Review: Winter Ale – Aledvent Calendbeer 8
Beer: Winter Ale
Brewery: The Brooklyn Brewery
Type: Scottish ale
Served: Bottled
Alc: 6.1% Vol
Aledvent Calendbeer Number: 8
No need for explanations as to why this brew was chosen; with a name like Winter Ale Ale to the King and The Brooklyn Brewery are on solid festive ground. Its also got a nice link back to here, Scotland, in that its brewed with marris otter malts.
The colour too is on solid festive ground, its a beautiful shade of dark crimson. I wouldn’t even describe it as brown that’s particularly red. Its easily a red with a lot of brown, not the other way around. The head dissipates quickly, elegantly emphasising this shade.
On the nose you’re first hit by a very fresh, sweet lemon which rapidly and suddenly changes flavour to spent matchwood. Its got a nice lightness to it with plenty of character behind.
Its a hard beer to pin down on the taste. I had to give it a good wash round the mouth to pin anything down. That isn’t to say its muddy like There is No Santa, it would be more correct to call Winter Ale complicated. Most noticeable on the mid-taste is chestnut, but not roast, more the shell of a raw, uncooked one. Perhaps not quite the Christmassy smell the brewers were going after, but pretty close.
On another good, long taste you get sherbet on the foretaste, right on the tip of the tongue and just faintly the sweetness of a gob-stopper.
There’s also a dominant taste permeating the whole thing of cold, winter rain that brings to mind the wet, shiny tarmac reflecting street lights in December. This is combined with caster sugar which lends almost too much sweetness to the drink.

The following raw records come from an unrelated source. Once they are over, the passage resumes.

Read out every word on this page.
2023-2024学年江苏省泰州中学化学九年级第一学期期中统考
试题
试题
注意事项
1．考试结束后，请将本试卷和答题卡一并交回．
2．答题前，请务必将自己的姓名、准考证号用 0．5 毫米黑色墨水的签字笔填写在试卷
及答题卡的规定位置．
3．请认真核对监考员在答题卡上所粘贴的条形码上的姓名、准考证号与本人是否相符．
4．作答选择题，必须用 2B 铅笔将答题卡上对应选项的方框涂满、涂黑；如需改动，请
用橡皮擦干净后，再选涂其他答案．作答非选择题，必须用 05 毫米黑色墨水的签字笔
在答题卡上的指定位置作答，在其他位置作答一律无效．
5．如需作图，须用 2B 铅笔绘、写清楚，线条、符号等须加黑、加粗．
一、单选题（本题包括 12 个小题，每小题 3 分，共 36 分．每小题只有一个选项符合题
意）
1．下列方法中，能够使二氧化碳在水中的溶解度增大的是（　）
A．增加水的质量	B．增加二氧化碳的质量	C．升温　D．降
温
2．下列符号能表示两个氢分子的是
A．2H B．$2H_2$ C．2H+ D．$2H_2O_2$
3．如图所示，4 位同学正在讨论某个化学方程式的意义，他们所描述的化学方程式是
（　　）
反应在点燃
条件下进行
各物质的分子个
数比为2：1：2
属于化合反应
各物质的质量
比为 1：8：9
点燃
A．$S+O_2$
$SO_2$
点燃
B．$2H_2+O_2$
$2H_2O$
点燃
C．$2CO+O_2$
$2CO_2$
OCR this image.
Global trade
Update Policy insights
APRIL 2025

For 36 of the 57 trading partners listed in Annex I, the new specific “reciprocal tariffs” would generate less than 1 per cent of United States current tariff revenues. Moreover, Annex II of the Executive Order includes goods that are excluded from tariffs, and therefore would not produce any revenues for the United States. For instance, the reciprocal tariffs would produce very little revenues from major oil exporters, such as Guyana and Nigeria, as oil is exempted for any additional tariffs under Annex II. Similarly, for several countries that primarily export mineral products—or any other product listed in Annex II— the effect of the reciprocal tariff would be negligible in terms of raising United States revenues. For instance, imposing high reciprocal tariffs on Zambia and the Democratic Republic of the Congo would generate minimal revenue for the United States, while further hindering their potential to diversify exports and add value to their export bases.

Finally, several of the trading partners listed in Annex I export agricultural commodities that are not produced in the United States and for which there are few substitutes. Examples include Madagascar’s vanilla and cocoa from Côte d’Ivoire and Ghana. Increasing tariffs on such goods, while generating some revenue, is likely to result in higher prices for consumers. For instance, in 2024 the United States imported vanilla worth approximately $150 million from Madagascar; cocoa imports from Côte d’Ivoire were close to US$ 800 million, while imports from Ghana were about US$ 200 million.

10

The after-taste is a bit of a conundrum. Its an an almost rubbery sensation, like when you hit your face on a bouncy castle as a child, but its not an unpleasant one.
And that’s what Winter Ale is, its a puzzle. The flavours are complicated yet not messy and there are sensations in there that shouldn’t be pleasant but somehow are. And I’m puzzled myself. I’m not entirely sure I can recommend this beer as a really good one. A good one, certainly, but really good? It just seems to lack that something special.